Your Child's Development: 2 Months
Your baby develops from head to toe — and in that order. That's why babies can hold their heads up before they learn to walk, and can push up on their elbows before pushing up with their hands. Keeping this in mind can help you know which developmental steps to expect next.
Doctors use certain milestones to tell if a baby is developing as expected. There's a wide range of what's considered normal, so some babies gain skills earlier or later than others. Babies who were born prematurely may reach milestones later. Always talk with your doctor about your baby's progress.
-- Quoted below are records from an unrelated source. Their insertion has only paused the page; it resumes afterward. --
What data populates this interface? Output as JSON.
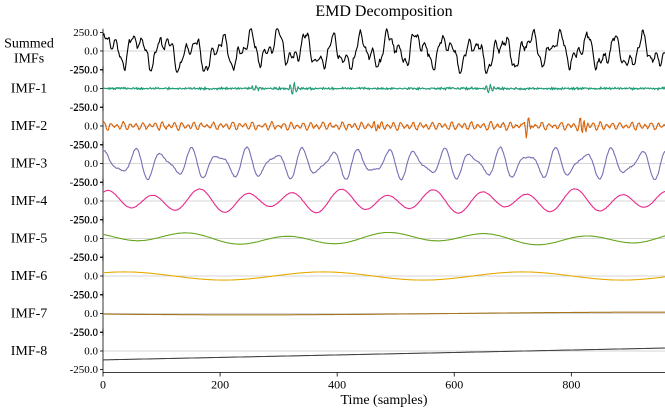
{
  "chart_data": {
    "type": "line",
    "title": "EMD Decomposition",
    "xlabel": "Time (samples)",
    "xlim": [
      0,
      960
    ],
    "x_ticks": [
      0,
      200,
      400,
      600,
      800
    ],
    "x_tick_labels": [
      "0",
      "200",
      "400",
      "600",
      "800"
    ],
    "y_ticks": [
      -250,
      0,
      250
    ],
    "y_tick_labels": [
      "-250.0",
      "0.0",
      "250.0"
    ],
    "ylim": [
      -300,
      300
    ],
    "grid": false,
    "zero_line": true,
    "series": [
      {
        "name": "Summed\nIMFs",
        "color": "#000000",
        "components": [
          {
            "amp": 160,
            "period": 48,
            "phase": 0.3
          },
          {
            "amp": 95,
            "period": 23,
            "phase": 1.2
          },
          {
            "amp": 55,
            "period": 11,
            "phase": 2.0
          },
          {
            "amp": 40,
            "period": 240,
            "phase": 0.5
          }
        ],
        "noise": 28
      },
      {
        "name": "IMF-1",
        "color": "#1b9e77",
        "components": [
          {
            "amp": 8,
            "period": 3.1,
            "phase": 0
          },
          {
            "amp": 6,
            "period": 4.7,
            "phase": 1
          }
        ],
        "noise": 10,
        "bursts": [
          {
            "x": 325,
            "amp": 90
          },
          {
            "x": 660,
            "amp": 70
          },
          {
            "x": 260,
            "amp": 35
          }
        ]
      },
      {
        "name": "IMF-2",
        "color": "#d95f02",
        "components": [
          {
            "amp": 35,
            "period": 11,
            "phase": 0.4
          },
          {
            "amp": 20,
            "period": 17,
            "phase": 1.4
          }
        ],
        "noise": 12,
        "bursts": [
          {
            "x": 725,
            "amp": 110
          },
          {
            "x": 820,
            "amp": 140
          },
          {
            "x": 468,
            "amp": 70
          }
        ]
      },
      {
        "name": "IMF-3",
        "color": "#7570b3",
        "components": [
          {
            "amp": 150,
            "period": 48,
            "phase": 0.8
          },
          {
            "amp": 70,
            "period": 31,
            "phase": 2.1
          }
        ],
        "noise": 8
      },
      {
        "name": "IMF-4",
        "color": "#e7298a",
        "components": [
          {
            "amp": 120,
            "period": 80,
            "phase": 1.1
          },
          {
            "amp": 45,
            "period": 130,
            "phase": 0.2
          }
        ],
        "noise": 3
      },
      {
        "name": "IMF-5",
        "color": "#66a61e",
        "components": [
          {
            "amp": 60,
            "period": 170,
            "phase": 2.5
          },
          {
            "amp": 30,
            "period": 480,
            "phase": 0.7
          }
        ],
        "noise": 1
      },
      {
        "name": "IMF-6",
        "color": "#e6ab02",
        "components": [
          {
            "amp": 55,
            "period": 340,
            "phase": 0.9
          }
        ],
        "noise": 0
      },
      {
        "name": "IMF-7",
        "color": "#a6761d",
        "components": [
          {
            "amp": 18,
            "period": 1400,
            "phase": 3.6
          }
        ],
        "noise": 0
      },
      {
        "name": "IMF-8",
        "color": "#444444",
        "trend": {
          "start": -120,
          "end": 40
        },
        "components": [],
        "noise": 0
      }
    ]
  }
}
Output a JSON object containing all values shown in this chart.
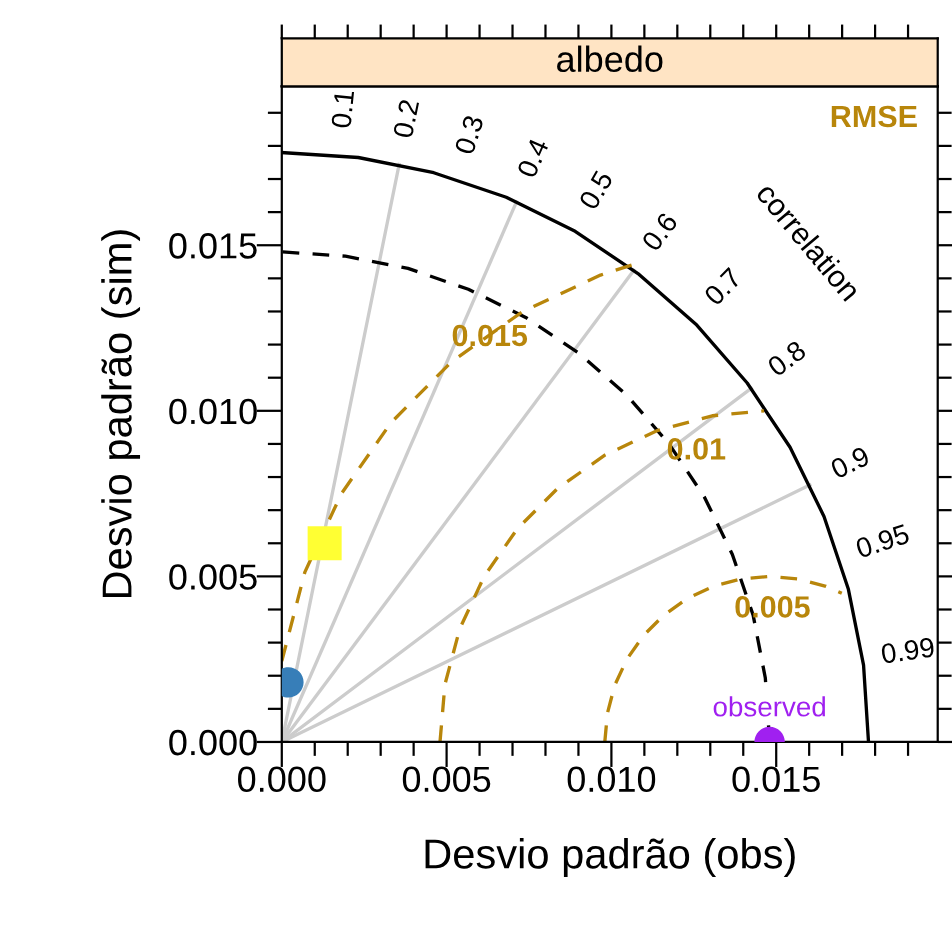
{
  "chart_data": {
    "type": "scatter",
    "title": "albedo",
    "xlabel": "Desvio padrão (obs)",
    "ylabel": "Desvio padrão (sim)",
    "xlim": [
      0,
      0.0199
    ],
    "ylim": [
      0,
      0.0198
    ],
    "xticks": [
      {
        "value": 0,
        "label": "0.000"
      },
      {
        "value": 0.001,
        "label": null
      },
      {
        "value": 0.002,
        "label": null
      },
      {
        "value": 0.003,
        "label": null
      },
      {
        "value": 0.004,
        "label": null
      },
      {
        "value": 0.005,
        "label": "0.005"
      },
      {
        "value": 0.006,
        "label": null
      },
      {
        "value": 0.007,
        "label": null
      },
      {
        "value": 0.008,
        "label": null
      },
      {
        "value": 0.009,
        "label": null
      },
      {
        "value": 0.01,
        "label": "0.010"
      },
      {
        "value": 0.011,
        "label": null
      },
      {
        "value": 0.012,
        "label": null
      },
      {
        "value": 0.013,
        "label": null
      },
      {
        "value": 0.014,
        "label": null
      },
      {
        "value": 0.015,
        "label": "0.015"
      },
      {
        "value": 0.016,
        "label": null
      },
      {
        "value": 0.017,
        "label": null
      },
      {
        "value": 0.018,
        "label": null
      },
      {
        "value": 0.019,
        "label": null
      }
    ],
    "yticks": [
      {
        "value": 0,
        "label": "0.000"
      },
      {
        "value": 0.001,
        "label": null
      },
      {
        "value": 0.002,
        "label": null
      },
      {
        "value": 0.003,
        "label": null
      },
      {
        "value": 0.004,
        "label": null
      },
      {
        "value": 0.005,
        "label": "0.005"
      },
      {
        "value": 0.006,
        "label": null
      },
      {
        "value": 0.007,
        "label": null
      },
      {
        "value": 0.008,
        "label": null
      },
      {
        "value": 0.009,
        "label": null
      },
      {
        "value": 0.01,
        "label": "0.010"
      },
      {
        "value": 0.011,
        "label": null
      },
      {
        "value": 0.012,
        "label": null
      },
      {
        "value": 0.013,
        "label": null
      },
      {
        "value": 0.014,
        "label": null
      },
      {
        "value": 0.015,
        "label": "0.015"
      },
      {
        "value": 0.016,
        "label": null
      },
      {
        "value": 0.017,
        "label": null
      },
      {
        "value": 0.018,
        "label": null
      },
      {
        "value": 0.019,
        "label": null
      }
    ],
    "grid": false,
    "legend": false,
    "series": [
      {
        "type": "line",
        "color": "#cccccc",
        "line_style": "solid",
        "marker": "none",
        "x": [
          0,
          0.00356
        ],
        "values": [
          0,
          0.01744
        ]
      },
      {
        "type": "line",
        "color": "#cccccc",
        "line_style": "solid",
        "marker": "none",
        "x": [
          0,
          0.00712
        ],
        "values": [
          0,
          0.01631
        ]
      },
      {
        "type": "line",
        "color": "#cccccc",
        "line_style": "solid",
        "marker": "none",
        "x": [
          0,
          0.01068
        ],
        "values": [
          0,
          0.01424
        ]
      },
      {
        "type": "line",
        "color": "#cccccc",
        "line_style": "solid",
        "marker": "none",
        "x": [
          0,
          0.01424
        ],
        "values": [
          0,
          0.01068
        ]
      },
      {
        "type": "line",
        "color": "#cccccc",
        "line_style": "solid",
        "marker": "none",
        "x": [
          0,
          0.01602
        ],
        "values": [
          0,
          0.00776
        ]
      },
      {
        "type": "line",
        "color": "#000000",
        "line_style": "solid",
        "marker": "none",
        "x": [
          0.0178,
          0.01765,
          0.01719,
          0.01645,
          0.01542,
          0.01412,
          0.01259,
          0.01084,
          0.0089,
          0.00681,
          0.00461,
          0.00232,
          0
        ],
        "values": [
          0,
          0.00232,
          0.00461,
          0.00681,
          0.0089,
          0.01084,
          0.01259,
          0.01412,
          0.01542,
          0.01645,
          0.01719,
          0.01765,
          0.0178
        ]
      },
      {
        "type": "line",
        "color": "#000000",
        "line_style": "dashed",
        "marker": "none",
        "x": [
          0.0148,
          0.01467,
          0.0143,
          0.01367,
          0.01282,
          0.01174,
          0.01047,
          0.00901,
          0.0074,
          0.00566,
          0.00383,
          0.00193,
          0
        ],
        "values": [
          0,
          0.00193,
          0.00383,
          0.00566,
          0.0074,
          0.00901,
          0.01047,
          0.01174,
          0.01282,
          0.01367,
          0.0143,
          0.01467,
          0.0148
        ]
      },
      {
        "type": "line",
        "color": "#b8860b",
        "line_style": "dashed",
        "marker": "none",
        "x": [
          0.0098,
          0.00988,
          0.0101,
          0.01047,
          0.01097,
          0.01159,
          0.0123,
          0.01309,
          0.01393,
          0.0148,
          0.01567,
          0.01651,
          0.01699
        ],
        "values": [
          0,
          0.00087,
          0.00171,
          0.0025,
          0.00321,
          0.00383,
          0.00433,
          0.0047,
          0.00492,
          0.005,
          0.00492,
          0.0047,
          0.00449
        ]
      },
      {
        "type": "line",
        "color": "#b8860b",
        "line_style": "dashed",
        "marker": "none",
        "x": [
          0.0048,
          0.00495,
          0.0054,
          0.00614,
          0.00714,
          0.00837,
          0.0098,
          0.01138,
          0.01306,
          0.01463
        ],
        "values": [
          0,
          0.00174,
          0.00342,
          0.005,
          0.00643,
          0.00766,
          0.00866,
          0.0094,
          0.00985,
          0.01
        ]
      },
      {
        "type": "line",
        "color": "#b8860b",
        "line_style": "dashed",
        "marker": "none",
        "x": [
          0,
          0.0007,
          0.00181,
          0.00331,
          0.00516,
          0.0073,
          0.00967,
          0.01067
        ],
        "values": [
          0.00244,
          0.00513,
          0.0075,
          0.00964,
          0.01149,
          0.01299,
          0.0141,
          0.01442
        ]
      },
      {
        "color": "#ffff33",
        "marker": "square",
        "x": [
          0.0013
        ],
        "values": [
          0.006
        ]
      },
      {
        "color": "#377eb8",
        "marker": "circle",
        "x": [
          0.0002
        ],
        "values": [
          0.0018
        ]
      },
      {
        "name": "observed",
        "color": "#a020f0",
        "marker": "circle",
        "x": [
          0.0148
        ],
        "values": [
          0
        ]
      }
    ],
    "annotations": [
      "RMSE",
      "correlation",
      "0.1",
      "0.2",
      "0.3",
      "0.4",
      "0.5",
      "0.6",
      "0.7",
      "0.8",
      "0.9",
      "0.95",
      "0.99",
      "0.015",
      "0.01",
      "0.005"
    ]
  }
}
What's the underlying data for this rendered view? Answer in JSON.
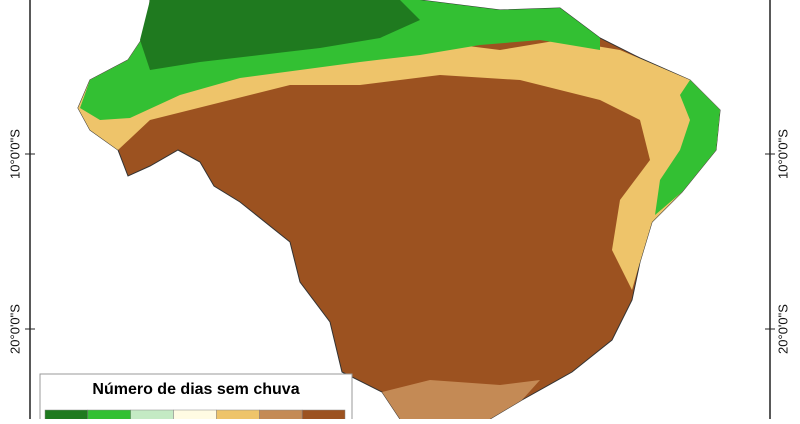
{
  "axis_labels": {
    "left": [
      "10°0'0\"S",
      "20°0'0\"S"
    ],
    "right": [
      "10°0'0\"S",
      "20°0'0\"S"
    ]
  },
  "legend": {
    "title": "Número de dias sem chuva",
    "colors": [
      "#1f7a1f",
      "#33c033",
      "#c4eac4",
      "#fffbe3",
      "#eec46a",
      "#c48a55",
      "#9c5220"
    ]
  }
}
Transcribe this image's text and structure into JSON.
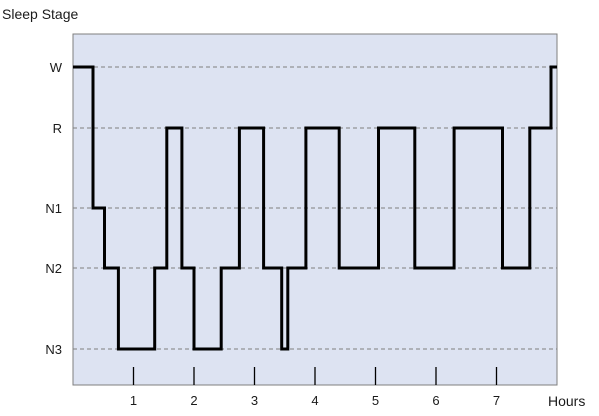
{
  "chart_data": {
    "type": "line",
    "ylabel": "Sleep Stage",
    "xlabel": "Hours",
    "y_categories": [
      "N3",
      "N2",
      "N1",
      "R",
      "W"
    ],
    "x_ticks": [
      1,
      2,
      3,
      4,
      5,
      6,
      7
    ],
    "xlim": [
      0,
      8
    ],
    "grid": "dashed horizontal lines at each stage",
    "series": [
      {
        "step_points": [
          {
            "x": 0.0,
            "y": "W"
          },
          {
            "x": 0.33,
            "y": "N1"
          },
          {
            "x": 0.52,
            "y": "N2"
          },
          {
            "x": 0.75,
            "y": "N3"
          },
          {
            "x": 1.35,
            "y": "N2"
          },
          {
            "x": 1.55,
            "y": "R"
          },
          {
            "x": 1.8,
            "y": "N2"
          },
          {
            "x": 2.0,
            "y": "N3"
          },
          {
            "x": 2.45,
            "y": "N2"
          },
          {
            "x": 2.75,
            "y": "R"
          },
          {
            "x": 3.15,
            "y": "N2"
          },
          {
            "x": 3.45,
            "y": "N3"
          },
          {
            "x": 3.55,
            "y": "N2"
          },
          {
            "x": 3.85,
            "y": "R"
          },
          {
            "x": 4.4,
            "y": "N2"
          },
          {
            "x": 5.05,
            "y": "R"
          },
          {
            "x": 5.65,
            "y": "N2"
          },
          {
            "x": 6.3,
            "y": "R"
          },
          {
            "x": 7.1,
            "y": "N2"
          },
          {
            "x": 7.55,
            "y": "R"
          },
          {
            "x": 7.9,
            "y": "W"
          },
          {
            "x": 8.0,
            "y": "W"
          }
        ]
      }
    ],
    "colors": {
      "plot_background": "#dde3f2",
      "line": "#000000",
      "grid": "#7f7f7f"
    }
  }
}
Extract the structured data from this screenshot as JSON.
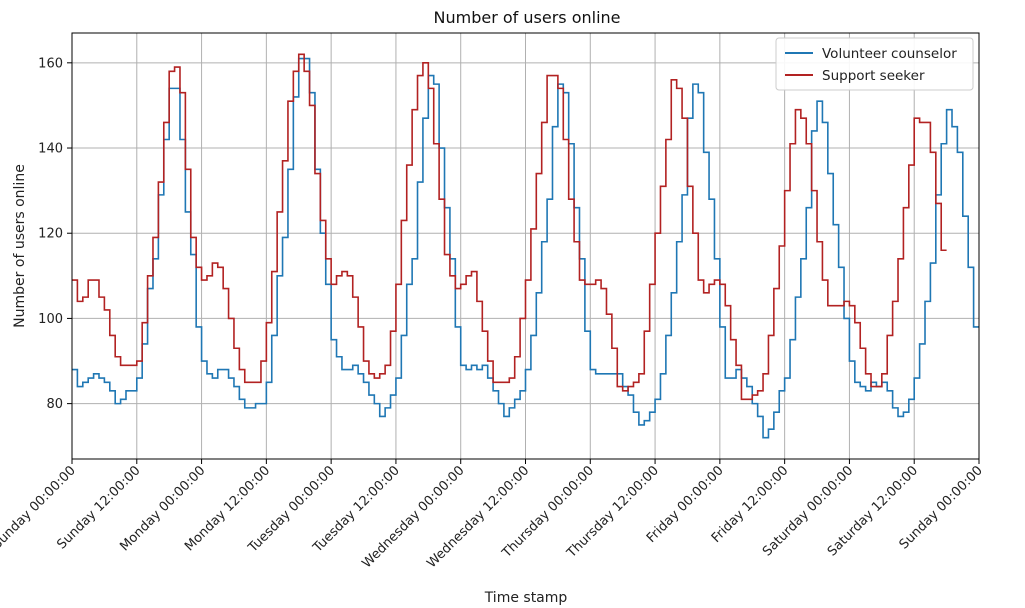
{
  "chart_data": {
    "type": "line",
    "step": true,
    "title": "Number of users online",
    "xlabel": "Time stamp",
    "ylabel": "Number of users online",
    "x_unit": "hours since Sunday 00:00:00",
    "xlim": [
      0,
      168
    ],
    "ylim": [
      67,
      167
    ],
    "x_ticks": [
      {
        "hour": 0,
        "label": "Sunday 00:00:00"
      },
      {
        "hour": 12,
        "label": "Sunday 12:00:00"
      },
      {
        "hour": 24,
        "label": "Monday 00:00:00"
      },
      {
        "hour": 36,
        "label": "Monday 12:00:00"
      },
      {
        "hour": 48,
        "label": "Tuesday 00:00:00"
      },
      {
        "hour": 60,
        "label": "Tuesday 12:00:00"
      },
      {
        "hour": 72,
        "label": "Wednesday 00:00:00"
      },
      {
        "hour": 84,
        "label": "Wednesday 12:00:00"
      },
      {
        "hour": 96,
        "label": "Thursday 00:00:00"
      },
      {
        "hour": 108,
        "label": "Thursday 12:00:00"
      },
      {
        "hour": 120,
        "label": "Friday 00:00:00"
      },
      {
        "hour": 132,
        "label": "Friday 12:00:00"
      },
      {
        "hour": 144,
        "label": "Saturday 00:00:00"
      },
      {
        "hour": 156,
        "label": "Saturday 12:00:00"
      },
      {
        "hour": 168,
        "label": "Sunday 00:00:00"
      }
    ],
    "y_ticks": [
      80,
      100,
      120,
      140,
      160
    ],
    "grid": true,
    "legend_position": "top-right",
    "series": [
      {
        "name": "Volunteer counselor",
        "color": "#1f77b4",
        "values": [
          88,
          84,
          85,
          86,
          87,
          86,
          85,
          83,
          80,
          81,
          83,
          83,
          86,
          94,
          107,
          114,
          129,
          142,
          154,
          154,
          142,
          125,
          115,
          98,
          90,
          87,
          86,
          88,
          88,
          86,
          84,
          81,
          79,
          79,
          80,
          80,
          85,
          96,
          110,
          119,
          135,
          152,
          161,
          161,
          153,
          135,
          120,
          108,
          95,
          91,
          88,
          88,
          89,
          87,
          85,
          82,
          80,
          77,
          79,
          82,
          86,
          96,
          108,
          114,
          132,
          147,
          157,
          155,
          140,
          126,
          114,
          98,
          89,
          88,
          89,
          88,
          89,
          86,
          83,
          80,
          77,
          79,
          81,
          83,
          88,
          96,
          106,
          118,
          128,
          145,
          155,
          153,
          141,
          126,
          114,
          97,
          88,
          87,
          87,
          87,
          87,
          87,
          84,
          82,
          78,
          75,
          76,
          78,
          81,
          87,
          96,
          106,
          118,
          129,
          147,
          155,
          153,
          139,
          128,
          114,
          98,
          86,
          86,
          88,
          86,
          84,
          80,
          77,
          72,
          74,
          78,
          83,
          86,
          95,
          105,
          114,
          126,
          144,
          151,
          146,
          134,
          122,
          112,
          100,
          90,
          85,
          84,
          83,
          85,
          84,
          85,
          83,
          79,
          77,
          78,
          81,
          86,
          94,
          104,
          113,
          129,
          141,
          149,
          145,
          139,
          124,
          112,
          98
        ]
      },
      {
        "name": "Support seeker",
        "color": "#b22222",
        "values": [
          109,
          104,
          105,
          109,
          109,
          105,
          102,
          96,
          91,
          89,
          89,
          89,
          90,
          99,
          110,
          119,
          132,
          146,
          158,
          159,
          153,
          135,
          119,
          112,
          109,
          110,
          113,
          112,
          107,
          100,
          93,
          88,
          85,
          85,
          85,
          90,
          99,
          111,
          125,
          137,
          151,
          158,
          162,
          158,
          150,
          134,
          123,
          114,
          108,
          110,
          111,
          110,
          105,
          98,
          90,
          87,
          86,
          87,
          89,
          97,
          108,
          123,
          136,
          149,
          157,
          160,
          154,
          141,
          128,
          115,
          110,
          107,
          108,
          110,
          111,
          104,
          97,
          90,
          85,
          85,
          85,
          86,
          91,
          100,
          109,
          121,
          134,
          146,
          157,
          157,
          154,
          142,
          128,
          118,
          109,
          108,
          108,
          109,
          107,
          101,
          93,
          84,
          83,
          84,
          85,
          87,
          97,
          108,
          120,
          131,
          142,
          156,
          154,
          147,
          131,
          120,
          109,
          106,
          108,
          109,
          108,
          103,
          95,
          89,
          81,
          81,
          82,
          83,
          87,
          96,
          107,
          117,
          130,
          141,
          149,
          147,
          141,
          130,
          118,
          109,
          103,
          103,
          103,
          104,
          103,
          99,
          93,
          87,
          84,
          84,
          87,
          96,
          104,
          114,
          126,
          136,
          147,
          146,
          146,
          139,
          127,
          116
        ]
      }
    ]
  }
}
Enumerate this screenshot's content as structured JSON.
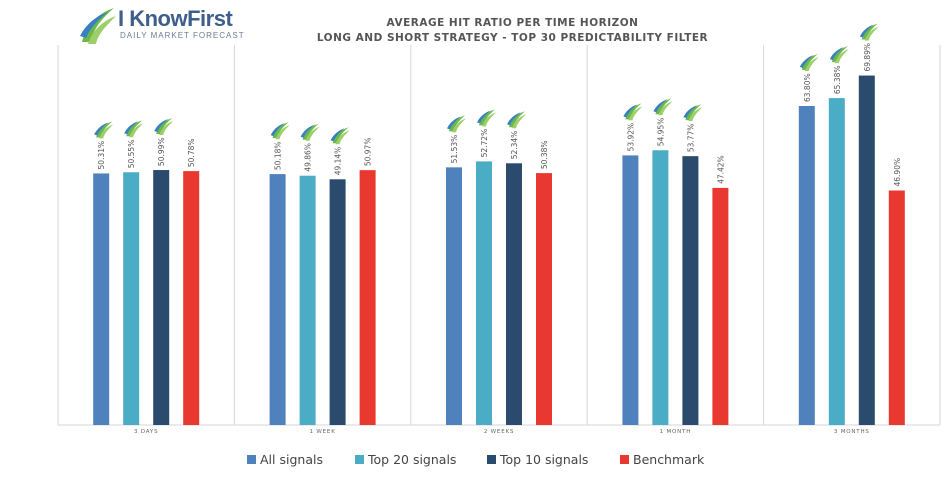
{
  "logo": {
    "name": "I KnowFirst",
    "tagline": "DAILY MARKET FORECAST"
  },
  "colors": {
    "All signals": "#4f81bd",
    "Top 20 signals": "#4bacc6",
    "Top 10 signals": "#2a4a6e",
    "Benchmark": "#e8382f",
    "grid": "#d6d6d6",
    "label": "#555555"
  },
  "chart_data": {
    "type": "bar",
    "title": "AVERAGE HIT RATIO PER TIME HORIZON",
    "subtitle": "LONG AND SHORT STRATEGY - TOP 30 PREDICTABILITY FILTER",
    "categories": [
      "3 DAYS",
      "1 WEEK",
      "2 WEEKS",
      "1 MONTH",
      "3 MONTHS"
    ],
    "series": [
      {
        "name": "All signals",
        "values": [
          50.31,
          50.18,
          51.53,
          53.92,
          63.8
        ],
        "labels": [
          "50.31%",
          "50.18%",
          "51.53%",
          "53.92%",
          "63.80%"
        ]
      },
      {
        "name": "Top 20 signals",
        "values": [
          50.55,
          49.86,
          52.72,
          54.95,
          65.38
        ],
        "labels": [
          "50.55%",
          "49.86%",
          "52.72%",
          "54.95%",
          "65.38%"
        ]
      },
      {
        "name": "Top 10 signals",
        "values": [
          50.99,
          49.14,
          52.34,
          53.77,
          69.89
        ],
        "labels": [
          "50.99%",
          "49.14%",
          "52.34%",
          "53.77%",
          "69.89%"
        ]
      },
      {
        "name": "Benchmark",
        "values": [
          50.78,
          50.97,
          50.38,
          47.42,
          46.9
        ],
        "labels": [
          "50.78%",
          "50.97%",
          "50.38%",
          "47.42%",
          "46.90%"
        ]
      }
    ],
    "logo_marks_on_series": [
      "All signals",
      "Top 20 signals",
      "Top 10 signals"
    ],
    "ylim": [
      0,
      76
    ],
    "grid": "vertical category separators",
    "legend": "bottom"
  }
}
Here are some new skills your baby may have this month:
Communication and Language Skills
- gurgles and coos (says "ooh" and "ah")
- smiles in response to being talked to, played with, or smiled at
- turns their attention to whoever is speaking
Movement and Physical Development
- when on their belly, can lift their head and chest
- can hold head steady when held in a sitting position
- newborn reflexes start to go away, like the moro (startle) reflex and tonic reflex (fencer's pose)
- opens and closes hands
Social and Emotional Development
- self=comforts, maybe by putting a fist in their mouth
- makes an effort to look at parents when they're nearby
- smiles when happy
Cognitive Skills (Thinking and Learning)
- lets you know by fussing or crying when a change of scenery or a new activity is needed
- is alert to sounds
- focuses on and tracks faces and objects from side to side
When Should I Call the Doctor?
You know your baby best. Share your concerns — even little ones — with your baby's doctor.
Tell the doctor if your baby does not:
- notice or play with their hands
- follow faces or things
- respond to loud noises
- move legs or hands together; for example, only kicks one leg or shakes one arm
If you ever notice that your baby had skills but has lost them or shows weakness on one side of the body, tell your doctor.